Así llegó Cristina Kirchner al poder, con la sociedad distraída consumiendo. Las cosas impensadas de la vida ocurrieron con la muerte de Néstor Kirchner, que cambiaron los planes. No obstante, el matrimonio pudo usufructuar 12 años del poder con todo a su favor, para entregarle a Cambiemos un país quebrado, tan fundido como la provincia de Santa Cruz que recibió aquella fabulosa herencia petrolera.

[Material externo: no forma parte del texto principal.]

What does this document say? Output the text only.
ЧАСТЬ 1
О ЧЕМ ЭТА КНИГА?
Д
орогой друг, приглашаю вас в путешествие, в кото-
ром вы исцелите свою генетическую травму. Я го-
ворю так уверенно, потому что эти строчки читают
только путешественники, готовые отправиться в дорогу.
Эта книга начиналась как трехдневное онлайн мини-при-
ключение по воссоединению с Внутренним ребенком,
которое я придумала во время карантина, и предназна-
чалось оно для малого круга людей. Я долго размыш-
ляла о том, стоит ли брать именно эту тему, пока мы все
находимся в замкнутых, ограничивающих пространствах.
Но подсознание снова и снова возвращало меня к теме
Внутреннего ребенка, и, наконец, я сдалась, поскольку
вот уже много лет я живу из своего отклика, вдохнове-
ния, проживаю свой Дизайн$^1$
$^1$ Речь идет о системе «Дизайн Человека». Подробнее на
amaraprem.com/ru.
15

Luego del triste paréntesis de Cambiemos, nuevamente y en virtud de otra “martingala”, Cristina Kirchner vuelve a tener el control político del país y a pergeñar un nuevo proyecto hegemónico (¿de carácter dinástico?) con la sociedad nuevamente mirando para otro lado -esta vez hacia el Covid-19-, con la idea de entronizar al diputado Kirchner en la presidencial del 2023 (¿hasta el 2031?).

Es verdad que lo que vivimos hoy esta totalmente ajustado a derecho y por tanto legalmente inobjetable, pero admitámoslo: ¿en qué democracia del mundo el segundo de la lista nomina a la cabeza de fórmula? Lo mínimo que se puede decir es que se trata de una “atipicidad”, una “originalidad” argentina. ¿En qué momento puede decirse que esta novel democracia vivió un tiempo de sosiego institucional? En el fondo, parece que el país sigue siendo tierra de caudillos, como en el siglo XIX.